Dictionarys encoding strategy

cherrywoods · April 18, 2018, 8:23am

I don‘t quite know where to put my question, it‘s actually not a usage question, but an implementation reasoning question.

So Dictionaries encode as keyed containers, only if Keys are Strings or Ints. As soon as it comes to Int8 or UInt they are encoding as unkeyed container.

Why just String and Int? I think all types conforming to LosslessStringConvertible could be transformed into „lossless, unique” string keys, as it’s documentation states. Or am I getting the LosslessStringConertible protocol wrong?

If not, Implementation should be pretty simple:

Key.self is LosslessStringConvertible.Type does the ckeck,
(key as! LosslessStringConvertible).description returns a identifying string that can be used as key
(Key.self as! LosslessStringConvertible.Type).init(codingKey.stringValue) conertd from coding keys to dictionary keys. If the initalizer returns nil, it‘s a type missmatch.

Is this maybe for compatibility with older versions, where this casts didn‘t work? I can‘t imagine another good reason. I would be happy to know about them, if they exist.

itaiferber · April 18, 2018, 4:33pm

There are two answers to your questions here:

There are corner cases here around integer coding keys which don't always have good answers. The biggest issue to deal with is conversion between integer sizes:

It's always safe to promote an integer type smaller than Int to an Int, so it would be possible to encode those values as CodingKeys. On decode, though, you could get a CodingKey whose integer value does not fit in, say, an Int8. You could consider this to be a type mismatch, potentially, but it's one thing for an integer value to not map to a real CodingKey, and another for the integer value to be completely out of bounds.
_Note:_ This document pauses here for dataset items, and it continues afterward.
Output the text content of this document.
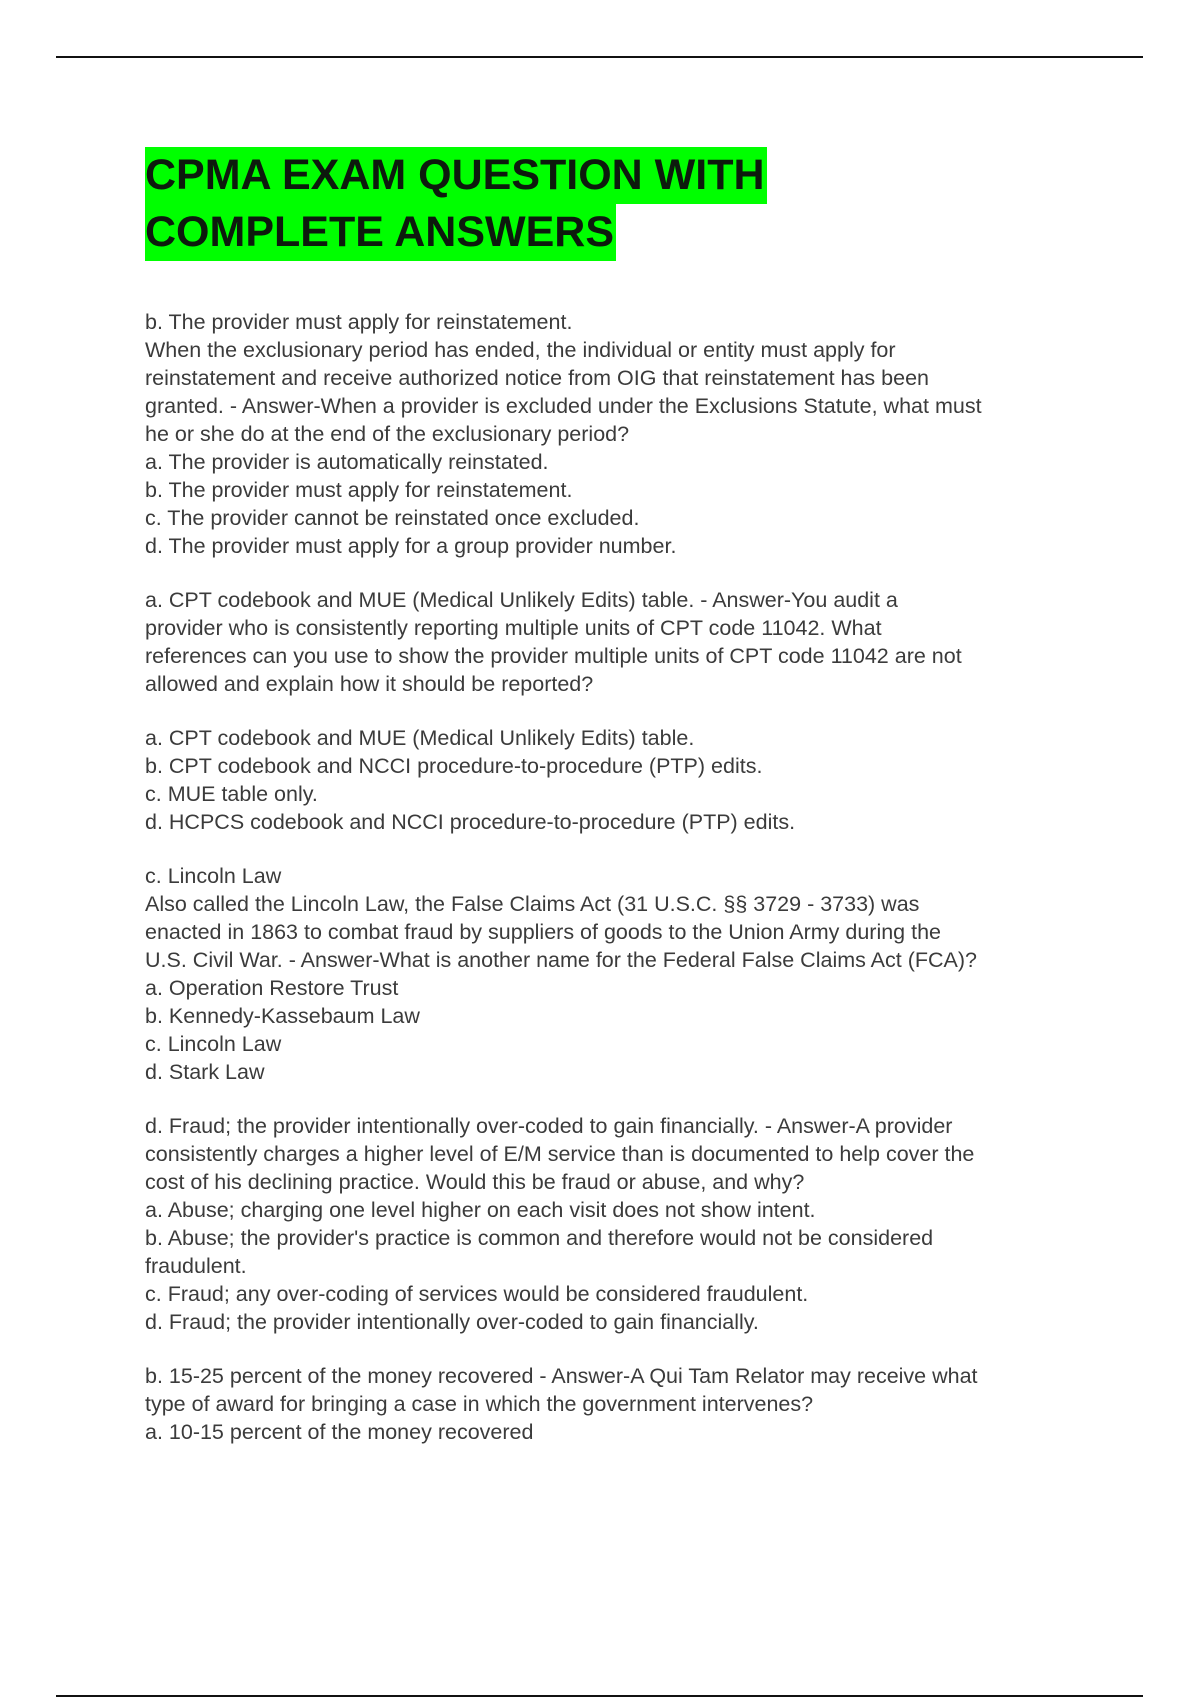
CPMA EXAM QUESTION WITH
COMPLETE ANSWERS

b. The provider must apply for reinstatement.

When the exclusionary period has ended, the individual or entity must apply for

reinstatement and receive authorized notice from OIG that reinstatement has been

granted. - Answer-When a provider is excluded under the Exclusions Statute, what must

he or she do at the end of the exclusionary period?

a. The provider is automatically reinstated.

b. The provider must apply for reinstatement.

c. The provider cannot be reinstated once excluded.

d. The provider must apply for a group provider number.

a. CPT codebook and MUE (Medical Unlikely Edits) table. - Answer-You audit a

provider who is consistently reporting multiple units of CPT code 11042. What

references can you use to show the provider multiple units of CPT code 11042 are not

allowed and explain how it should be reported?

a. CPT codebook and MUE (Medical Unlikely Edits) table.

b. CPT codebook and NCCI procedure-to-procedure (PTP) edits.

c. MUE table only.

d. HCPCS codebook and NCCI procedure-to-procedure (PTP) edits.

c. Lincoln Law

Also called the Lincoln Law, the False Claims Act (31 U.S.C. §§ 3729 - 3733) was

enacted in 1863 to combat fraud by suppliers of goods to the Union Army during the

U.S. Civil War. - Answer-What is another name for the Federal False Claims Act (FCA)?

a. Operation Restore Trust

b. Kennedy-Kassebaum Law

c. Lincoln Law

d. Stark Law

d. Fraud; the provider intentionally over-coded to gain financially. - Answer-A provider

consistently charges a higher level of E/M service than is documented to help cover the

cost of his declining practice. Would this be fraud or abuse, and why?

a. Abuse; charging one level higher on each visit does not show intent.

b. Abuse; the provider's practice is common and therefore would not be considered

fraudulent.

c. Fraud; any over-coding of services would be considered fraudulent.

d. Fraud; the provider intentionally over-coded to gain financially.

b. 15-25 percent of the money recovered - Answer-A Qui Tam Relator may receive what

type of award for bringing a case in which the government intervenes?

a. 10-15 percent of the money recovered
Given the API contract of CodingKeys, it's reasonable to assume that they should be able to use the entire range of Int values; it's a different matter to expect to decode an Int8 value from an unkeyed container and get back something that would require an Int64 or similar
A bigger problem is what happens for types like UInt — if a dictionary has UInt keys which all happen to fit in an Int, should it be encoded as a keyed container? And if one of the keys does not fit in an Int? There is an inconsistency in formats here based on the actual values of the keys, and not the types themselves

It is considerably simpler to define the behavior here around the CodingKeys contract itself: all keys have a String value, and potentially an Int value. Those types map losslessly into CodingKeys; otherwise, we do the safe thing of not making assumptions.

The casts would work, certainly, but the question is one of semantics. Just because a type conforms to LosslessStringConvertible, does it mean that it's safe/reasonable to convert it into a string key and back?

There are types for which the string representation might be significantly larger or more difficult to represent than the underlying Codable representation
Considering also the interaction with the above types: Int8 is LosslessStringConvertible, which means that in a format that differentiates between Int and String keys, encoding [1: "one", 2: "two"] as [Int: String] would encode as [1: "one", 2: "two"], while encoding the same value as [Int8: String] would encode it as ["1": "one", "2": "two"]; the differences here might be non-obvious if you don't know the original types

From a semantic standpoint, though — it's not necessarily clear what the intent is behind annotating a type with LosslessStringConvertible; just because a type is indeed convertible doesn't necessarily mean we should prioritize that format over their own Codable format.

None of these are insurmountable differences, by the way; it's possible to come up with semantics that make sense for all of these cases. It is, however, significantly simpler to express that "String- and Int-keyed dictionaries use CodingKeys; everything else uses the unkeyed format".